Thune isn't alone in his hesitation. Sen. Thom Tillis of North Carolina told Punchbowl News last week that he would vote against a motion to proceed on the act without a clear path to passage that doesn't involve eliminating the filibuster. The concern, evidently, is that a talking filibuster could allow the minority party to force votes on some of their own bills.

Think about what that means. Some Republicans are reluctant to use a procedural tool to pass an election integrity bill because Democrats might use the floor time to grandstand on their own priorities. The minority party, which currently fights to restrict Immigration and Customs Enforcement and has shown zero interest in bipartisan cooperation on border security, might get a few symbolic votes.

Meanwhile, the actual bill that would require proof of citizenship to vote sits in limbo.

What the talking filibuster actually requires

The talking filibuster isn't some nuclear option. It doesn't eliminate the 60-vote threshold permanently. It forces senators who oppose a bill to actually stand on the floor and explain why. It transforms obstruction from a silent, procedural maneuver into a public act that voters can see and judge for themselves.

Democrats who want to block a bill requiring proof of citizenship to vote would have to explain that camera position, for hours, to the American public. That's not a bug. That's the point.

Sen. Lee understands this. The president understands this. The question is why leadership treats transparency as a threat rather than an opportunity.

The real risk of waiting

Thune framed his reluctance as pragmatism. He said he's "hopeful there will be a breakthrough" that involves Democratic cooperation. But hope is not a strategy, and waiting for Democrats to cooperate on election integrity is like waiting for the tide to reverse itself.

"And so I'm hopeful there will be a breakthrough… that's going to require some, you know, obviously cooperation from the Democrats, who we haven't seen a lot of so far."

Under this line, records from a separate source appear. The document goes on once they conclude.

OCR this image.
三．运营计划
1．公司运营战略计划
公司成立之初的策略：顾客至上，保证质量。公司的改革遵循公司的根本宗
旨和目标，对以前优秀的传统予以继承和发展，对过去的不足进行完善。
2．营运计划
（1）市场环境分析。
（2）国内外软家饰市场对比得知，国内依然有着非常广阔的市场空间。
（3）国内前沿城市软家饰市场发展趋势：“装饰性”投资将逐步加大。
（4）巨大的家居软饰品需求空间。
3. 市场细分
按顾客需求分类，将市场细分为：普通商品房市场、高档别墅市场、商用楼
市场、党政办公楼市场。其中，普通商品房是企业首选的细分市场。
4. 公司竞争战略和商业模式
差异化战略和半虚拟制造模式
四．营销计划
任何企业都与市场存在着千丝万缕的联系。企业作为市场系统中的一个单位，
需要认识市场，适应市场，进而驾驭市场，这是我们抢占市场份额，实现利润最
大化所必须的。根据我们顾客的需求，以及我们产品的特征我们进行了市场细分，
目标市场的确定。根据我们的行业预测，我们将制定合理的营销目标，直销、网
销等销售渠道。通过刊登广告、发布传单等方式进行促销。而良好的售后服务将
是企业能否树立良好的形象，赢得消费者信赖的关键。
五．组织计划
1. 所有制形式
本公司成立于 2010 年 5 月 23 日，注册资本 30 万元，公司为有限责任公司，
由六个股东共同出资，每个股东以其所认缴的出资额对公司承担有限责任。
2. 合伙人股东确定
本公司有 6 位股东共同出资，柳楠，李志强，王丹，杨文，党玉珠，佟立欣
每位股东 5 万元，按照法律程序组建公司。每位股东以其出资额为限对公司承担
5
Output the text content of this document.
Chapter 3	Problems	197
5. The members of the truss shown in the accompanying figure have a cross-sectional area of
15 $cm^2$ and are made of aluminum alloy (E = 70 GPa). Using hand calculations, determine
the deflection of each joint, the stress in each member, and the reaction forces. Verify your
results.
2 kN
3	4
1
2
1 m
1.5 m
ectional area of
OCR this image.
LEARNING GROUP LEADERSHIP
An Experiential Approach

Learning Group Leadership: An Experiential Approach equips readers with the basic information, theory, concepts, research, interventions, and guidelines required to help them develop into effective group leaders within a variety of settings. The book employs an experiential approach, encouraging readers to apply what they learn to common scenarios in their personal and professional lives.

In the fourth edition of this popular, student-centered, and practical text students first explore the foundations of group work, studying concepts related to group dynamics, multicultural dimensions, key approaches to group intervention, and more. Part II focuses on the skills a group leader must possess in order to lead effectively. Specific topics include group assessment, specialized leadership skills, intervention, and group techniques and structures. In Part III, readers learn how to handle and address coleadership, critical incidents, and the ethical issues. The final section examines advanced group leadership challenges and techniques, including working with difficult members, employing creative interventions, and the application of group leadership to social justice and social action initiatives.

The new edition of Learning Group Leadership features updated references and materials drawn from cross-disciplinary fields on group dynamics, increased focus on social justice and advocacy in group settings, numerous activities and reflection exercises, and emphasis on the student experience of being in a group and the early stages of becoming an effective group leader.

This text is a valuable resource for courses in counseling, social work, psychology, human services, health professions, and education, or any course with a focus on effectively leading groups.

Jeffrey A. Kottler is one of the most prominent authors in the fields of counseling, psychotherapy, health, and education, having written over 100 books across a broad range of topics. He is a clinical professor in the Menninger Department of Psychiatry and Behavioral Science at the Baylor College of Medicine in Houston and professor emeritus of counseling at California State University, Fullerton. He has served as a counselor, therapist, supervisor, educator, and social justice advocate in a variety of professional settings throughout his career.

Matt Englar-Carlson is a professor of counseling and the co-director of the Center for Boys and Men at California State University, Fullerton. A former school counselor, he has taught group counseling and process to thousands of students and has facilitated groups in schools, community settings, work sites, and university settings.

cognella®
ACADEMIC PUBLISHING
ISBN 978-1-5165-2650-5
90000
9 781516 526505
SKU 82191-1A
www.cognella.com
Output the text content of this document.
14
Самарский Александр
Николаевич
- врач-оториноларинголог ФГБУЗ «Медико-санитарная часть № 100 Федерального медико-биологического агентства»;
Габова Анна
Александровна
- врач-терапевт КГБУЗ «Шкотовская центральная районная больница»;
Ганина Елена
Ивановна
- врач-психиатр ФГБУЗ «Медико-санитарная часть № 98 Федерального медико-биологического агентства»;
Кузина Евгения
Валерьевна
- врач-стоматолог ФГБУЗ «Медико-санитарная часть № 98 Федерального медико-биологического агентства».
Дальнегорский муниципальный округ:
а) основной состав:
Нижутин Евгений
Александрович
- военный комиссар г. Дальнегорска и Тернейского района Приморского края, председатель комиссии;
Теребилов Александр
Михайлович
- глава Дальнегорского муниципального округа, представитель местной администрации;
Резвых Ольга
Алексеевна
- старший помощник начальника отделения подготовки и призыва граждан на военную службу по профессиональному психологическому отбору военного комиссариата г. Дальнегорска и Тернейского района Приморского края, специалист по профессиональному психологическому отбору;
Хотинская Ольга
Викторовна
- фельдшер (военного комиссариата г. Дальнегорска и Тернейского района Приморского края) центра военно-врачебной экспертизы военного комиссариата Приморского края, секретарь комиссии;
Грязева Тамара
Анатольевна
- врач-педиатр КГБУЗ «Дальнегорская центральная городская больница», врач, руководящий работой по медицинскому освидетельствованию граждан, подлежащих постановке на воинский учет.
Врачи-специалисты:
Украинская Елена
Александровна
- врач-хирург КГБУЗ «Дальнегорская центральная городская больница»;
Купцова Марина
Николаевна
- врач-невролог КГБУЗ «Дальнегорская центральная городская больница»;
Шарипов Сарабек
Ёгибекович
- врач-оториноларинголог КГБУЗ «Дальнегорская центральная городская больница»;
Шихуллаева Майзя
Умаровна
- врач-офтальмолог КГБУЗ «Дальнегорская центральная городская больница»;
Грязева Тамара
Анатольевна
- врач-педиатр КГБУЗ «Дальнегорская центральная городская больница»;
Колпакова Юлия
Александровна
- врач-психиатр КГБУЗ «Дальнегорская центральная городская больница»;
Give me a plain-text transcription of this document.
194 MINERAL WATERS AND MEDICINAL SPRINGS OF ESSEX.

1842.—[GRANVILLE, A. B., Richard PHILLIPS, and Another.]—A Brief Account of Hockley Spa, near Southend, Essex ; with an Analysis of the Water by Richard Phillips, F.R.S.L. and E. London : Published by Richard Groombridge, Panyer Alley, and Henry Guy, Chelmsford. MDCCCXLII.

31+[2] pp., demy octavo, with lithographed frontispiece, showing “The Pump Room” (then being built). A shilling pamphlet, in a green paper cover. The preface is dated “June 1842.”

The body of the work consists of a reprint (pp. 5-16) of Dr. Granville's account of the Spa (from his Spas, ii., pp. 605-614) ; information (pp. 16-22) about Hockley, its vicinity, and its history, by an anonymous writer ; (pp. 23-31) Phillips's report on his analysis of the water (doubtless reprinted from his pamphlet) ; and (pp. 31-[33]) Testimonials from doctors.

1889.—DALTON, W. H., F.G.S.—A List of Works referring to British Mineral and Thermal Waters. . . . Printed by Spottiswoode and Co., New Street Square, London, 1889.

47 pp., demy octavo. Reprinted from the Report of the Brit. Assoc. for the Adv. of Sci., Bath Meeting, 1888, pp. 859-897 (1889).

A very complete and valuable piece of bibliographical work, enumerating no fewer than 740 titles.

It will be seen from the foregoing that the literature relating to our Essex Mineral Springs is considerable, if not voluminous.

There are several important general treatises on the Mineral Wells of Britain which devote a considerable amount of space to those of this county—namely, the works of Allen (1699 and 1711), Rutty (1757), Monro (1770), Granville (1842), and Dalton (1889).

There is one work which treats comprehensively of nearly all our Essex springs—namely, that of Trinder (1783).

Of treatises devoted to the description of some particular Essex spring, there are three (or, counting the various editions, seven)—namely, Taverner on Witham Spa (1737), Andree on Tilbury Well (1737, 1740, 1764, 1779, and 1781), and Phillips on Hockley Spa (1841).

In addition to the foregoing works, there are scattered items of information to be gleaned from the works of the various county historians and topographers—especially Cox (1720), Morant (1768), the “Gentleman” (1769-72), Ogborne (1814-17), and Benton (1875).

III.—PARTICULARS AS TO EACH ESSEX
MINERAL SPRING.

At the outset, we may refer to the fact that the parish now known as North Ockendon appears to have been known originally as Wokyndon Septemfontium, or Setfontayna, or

He knows this. He said it himself. Democrats haven't cooperated. They aren't going to cooperate. And every week the SAVE Act languishes is another week closer to an election cycle where the integrity of the voter rolls remains an open question.

The stakes beyond procedure

Election integrity is not a second-tier issue that can wait behind housing bills and continuing resolutions. It is foundational. Every other policy victory is downstream of who gets to vote and whether those voters are legally eligible to do so.

Republican voters sent a majority to the Senate to act on exactly these kinds of priorities. They didn't send them to defer, to hope for bipartisan breakthroughs that aren't coming, or to treat the filibuster as a sacred relic that can never be tested.

The president made his position clear from the rostrum of the House chamber. The sponsor of the bill has made the case repeatedly. The procedural tool exists. The votes may be difficult to whip, but that is what leadership is for.

Thune says there's "just not support for doing that at this point." The job of a majority leader is to build that support, not to report its absence like a weather forecast.